The problem is seen with the names of genes, according to a paper published by Mark Ziemann, Yotam Eren and Assam El-Osta on Tuesday.
Gene names, according to the paper, get converted to dates and floating point numbers when entered in an Excel spreadsheet. The examples cited were gene symbols such as SEPT2 (Septin 2) and MARCH1 (Membrane-Associated Ring Finger (C3HC4) 1, E3 Ubiquitin Protein Ligase) which get converted by default to "2-Sep" and "1-Mar", respectively.
This problem was initially made public in 2004.
|
|
The authors said since then they had found that Excel converted gene names to dates in supplementary data of recently published papers eg. "SEPT2" was converted to "2006/09/02".
They used scripts to examine supplementary files in Excel format from 18 journals published from 2005 to 2015.
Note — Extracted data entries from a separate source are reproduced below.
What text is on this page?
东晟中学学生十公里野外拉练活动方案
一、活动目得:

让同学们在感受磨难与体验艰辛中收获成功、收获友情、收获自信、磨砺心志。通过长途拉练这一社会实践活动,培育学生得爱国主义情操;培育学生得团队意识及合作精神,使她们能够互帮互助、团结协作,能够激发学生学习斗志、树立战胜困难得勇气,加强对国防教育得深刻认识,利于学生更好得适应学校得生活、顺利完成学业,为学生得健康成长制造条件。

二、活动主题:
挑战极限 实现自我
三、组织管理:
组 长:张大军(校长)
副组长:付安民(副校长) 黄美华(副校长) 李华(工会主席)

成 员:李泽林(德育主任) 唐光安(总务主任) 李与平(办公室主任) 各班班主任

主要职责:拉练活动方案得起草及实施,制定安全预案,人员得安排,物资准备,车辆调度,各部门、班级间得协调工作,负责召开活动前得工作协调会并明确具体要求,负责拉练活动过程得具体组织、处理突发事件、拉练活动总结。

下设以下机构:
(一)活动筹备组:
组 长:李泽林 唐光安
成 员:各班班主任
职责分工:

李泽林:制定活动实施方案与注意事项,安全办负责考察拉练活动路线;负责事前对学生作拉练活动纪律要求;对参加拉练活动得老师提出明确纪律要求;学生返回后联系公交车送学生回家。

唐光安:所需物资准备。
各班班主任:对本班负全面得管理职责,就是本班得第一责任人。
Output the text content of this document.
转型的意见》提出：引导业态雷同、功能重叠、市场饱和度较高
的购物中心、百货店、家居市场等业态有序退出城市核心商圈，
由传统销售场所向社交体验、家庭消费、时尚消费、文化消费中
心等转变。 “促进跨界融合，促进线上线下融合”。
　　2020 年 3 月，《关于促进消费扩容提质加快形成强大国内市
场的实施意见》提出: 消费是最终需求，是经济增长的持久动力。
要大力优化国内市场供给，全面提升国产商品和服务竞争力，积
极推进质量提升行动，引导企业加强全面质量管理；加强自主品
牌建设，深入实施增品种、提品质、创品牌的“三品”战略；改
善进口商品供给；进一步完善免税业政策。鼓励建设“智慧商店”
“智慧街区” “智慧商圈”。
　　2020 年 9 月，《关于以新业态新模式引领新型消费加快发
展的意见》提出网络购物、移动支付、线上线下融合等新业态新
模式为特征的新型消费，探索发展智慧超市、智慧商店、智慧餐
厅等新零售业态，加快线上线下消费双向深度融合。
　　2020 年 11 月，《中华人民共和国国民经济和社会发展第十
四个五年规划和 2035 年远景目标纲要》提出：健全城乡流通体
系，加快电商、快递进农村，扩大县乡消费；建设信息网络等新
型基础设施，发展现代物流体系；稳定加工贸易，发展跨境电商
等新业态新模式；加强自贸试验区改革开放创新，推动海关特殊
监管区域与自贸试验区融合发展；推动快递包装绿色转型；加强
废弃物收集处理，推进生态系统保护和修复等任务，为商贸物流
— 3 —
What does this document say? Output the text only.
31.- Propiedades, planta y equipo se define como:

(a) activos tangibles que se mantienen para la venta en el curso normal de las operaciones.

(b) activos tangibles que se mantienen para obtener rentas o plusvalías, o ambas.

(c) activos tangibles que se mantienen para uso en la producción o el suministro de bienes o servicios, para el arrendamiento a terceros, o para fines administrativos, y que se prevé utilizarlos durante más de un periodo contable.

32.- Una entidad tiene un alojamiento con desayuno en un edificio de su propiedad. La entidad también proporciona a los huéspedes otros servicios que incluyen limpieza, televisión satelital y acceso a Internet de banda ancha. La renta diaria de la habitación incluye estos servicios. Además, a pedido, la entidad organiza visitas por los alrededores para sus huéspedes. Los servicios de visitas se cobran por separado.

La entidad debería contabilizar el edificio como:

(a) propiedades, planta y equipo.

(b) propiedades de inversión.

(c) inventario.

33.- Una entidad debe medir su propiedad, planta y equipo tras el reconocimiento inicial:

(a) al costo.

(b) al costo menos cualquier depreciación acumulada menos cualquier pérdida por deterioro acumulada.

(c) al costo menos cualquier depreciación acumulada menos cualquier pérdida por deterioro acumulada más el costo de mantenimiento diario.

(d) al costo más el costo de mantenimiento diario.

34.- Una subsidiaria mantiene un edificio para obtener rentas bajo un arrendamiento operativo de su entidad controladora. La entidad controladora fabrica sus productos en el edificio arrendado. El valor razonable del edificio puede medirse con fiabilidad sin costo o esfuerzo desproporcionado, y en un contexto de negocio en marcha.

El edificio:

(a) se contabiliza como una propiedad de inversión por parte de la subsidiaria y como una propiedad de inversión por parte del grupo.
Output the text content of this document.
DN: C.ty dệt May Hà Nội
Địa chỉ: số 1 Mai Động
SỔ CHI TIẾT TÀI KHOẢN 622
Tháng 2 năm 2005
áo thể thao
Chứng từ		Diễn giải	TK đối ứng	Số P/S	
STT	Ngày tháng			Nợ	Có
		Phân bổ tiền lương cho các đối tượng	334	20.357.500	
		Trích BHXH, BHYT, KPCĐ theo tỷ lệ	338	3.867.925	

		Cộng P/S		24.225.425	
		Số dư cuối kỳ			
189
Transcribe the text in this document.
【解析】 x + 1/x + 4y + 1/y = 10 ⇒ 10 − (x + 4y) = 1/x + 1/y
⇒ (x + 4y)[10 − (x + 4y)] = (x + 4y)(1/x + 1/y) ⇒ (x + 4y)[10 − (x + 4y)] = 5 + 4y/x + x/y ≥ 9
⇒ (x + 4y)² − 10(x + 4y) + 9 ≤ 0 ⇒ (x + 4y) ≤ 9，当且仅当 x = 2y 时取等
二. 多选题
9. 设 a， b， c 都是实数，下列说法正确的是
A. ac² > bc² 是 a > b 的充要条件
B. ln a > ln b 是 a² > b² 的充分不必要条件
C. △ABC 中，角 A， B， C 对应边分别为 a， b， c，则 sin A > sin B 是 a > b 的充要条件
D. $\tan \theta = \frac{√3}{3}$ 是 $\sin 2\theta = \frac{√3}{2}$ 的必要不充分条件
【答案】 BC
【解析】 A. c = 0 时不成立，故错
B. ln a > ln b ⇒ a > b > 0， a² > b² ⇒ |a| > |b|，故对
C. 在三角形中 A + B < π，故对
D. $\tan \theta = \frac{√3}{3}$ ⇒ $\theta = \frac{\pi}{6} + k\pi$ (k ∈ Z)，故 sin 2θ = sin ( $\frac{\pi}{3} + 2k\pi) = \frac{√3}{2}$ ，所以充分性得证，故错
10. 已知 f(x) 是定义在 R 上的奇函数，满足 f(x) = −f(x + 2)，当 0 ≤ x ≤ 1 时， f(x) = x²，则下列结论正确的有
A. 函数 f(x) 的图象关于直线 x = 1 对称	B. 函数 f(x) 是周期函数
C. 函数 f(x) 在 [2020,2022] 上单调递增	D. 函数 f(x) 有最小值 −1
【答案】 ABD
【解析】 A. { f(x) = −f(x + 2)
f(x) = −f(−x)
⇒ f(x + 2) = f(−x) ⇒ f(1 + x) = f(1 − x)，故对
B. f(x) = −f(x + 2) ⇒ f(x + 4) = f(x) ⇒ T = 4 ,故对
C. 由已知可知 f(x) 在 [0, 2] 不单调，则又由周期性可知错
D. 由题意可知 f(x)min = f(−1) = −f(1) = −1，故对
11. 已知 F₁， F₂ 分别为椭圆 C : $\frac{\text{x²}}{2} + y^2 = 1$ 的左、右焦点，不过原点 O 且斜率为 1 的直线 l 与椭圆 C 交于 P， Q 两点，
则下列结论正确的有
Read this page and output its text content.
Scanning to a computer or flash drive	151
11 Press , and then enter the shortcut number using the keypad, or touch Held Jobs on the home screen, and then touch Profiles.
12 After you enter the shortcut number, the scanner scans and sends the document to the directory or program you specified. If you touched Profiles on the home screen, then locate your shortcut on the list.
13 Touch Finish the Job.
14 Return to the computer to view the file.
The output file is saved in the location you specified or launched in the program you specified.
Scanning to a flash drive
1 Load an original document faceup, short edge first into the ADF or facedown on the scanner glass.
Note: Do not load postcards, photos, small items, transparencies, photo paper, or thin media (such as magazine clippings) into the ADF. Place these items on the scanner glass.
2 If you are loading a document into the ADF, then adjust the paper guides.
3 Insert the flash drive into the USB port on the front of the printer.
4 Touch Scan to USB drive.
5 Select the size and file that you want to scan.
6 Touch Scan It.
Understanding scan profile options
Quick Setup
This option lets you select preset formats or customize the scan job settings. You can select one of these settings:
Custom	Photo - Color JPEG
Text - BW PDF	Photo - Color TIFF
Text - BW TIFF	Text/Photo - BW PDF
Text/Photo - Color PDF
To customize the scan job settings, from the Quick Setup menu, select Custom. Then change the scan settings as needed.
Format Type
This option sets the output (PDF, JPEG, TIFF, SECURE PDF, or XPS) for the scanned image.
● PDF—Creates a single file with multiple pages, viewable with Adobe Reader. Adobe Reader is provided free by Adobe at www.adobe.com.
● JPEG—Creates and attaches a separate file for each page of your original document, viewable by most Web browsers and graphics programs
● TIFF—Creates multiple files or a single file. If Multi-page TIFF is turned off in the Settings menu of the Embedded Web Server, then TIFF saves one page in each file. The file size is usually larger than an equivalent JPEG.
"In total, we screened 35,175 supplementary Excel files, finding 7467 gene lists attached to 3597 published papers," the three authors wrote.
"We downloaded and opened each file with putative gene name errors. Ten false-positive cases were identified. We confirmed gene name errors in 987 supplementary files from 704 published articles. Of the selected journals, the proportion of published articles with Excel files containing gene lists that are affected by gene name errors is 19.6%."
They said the kind of errors described could be spotted by copying a column of gene names, pasting it into a new sheet and then sorting the column whereupon any gene symbols converted to dates would appear as numbers at the top of the column.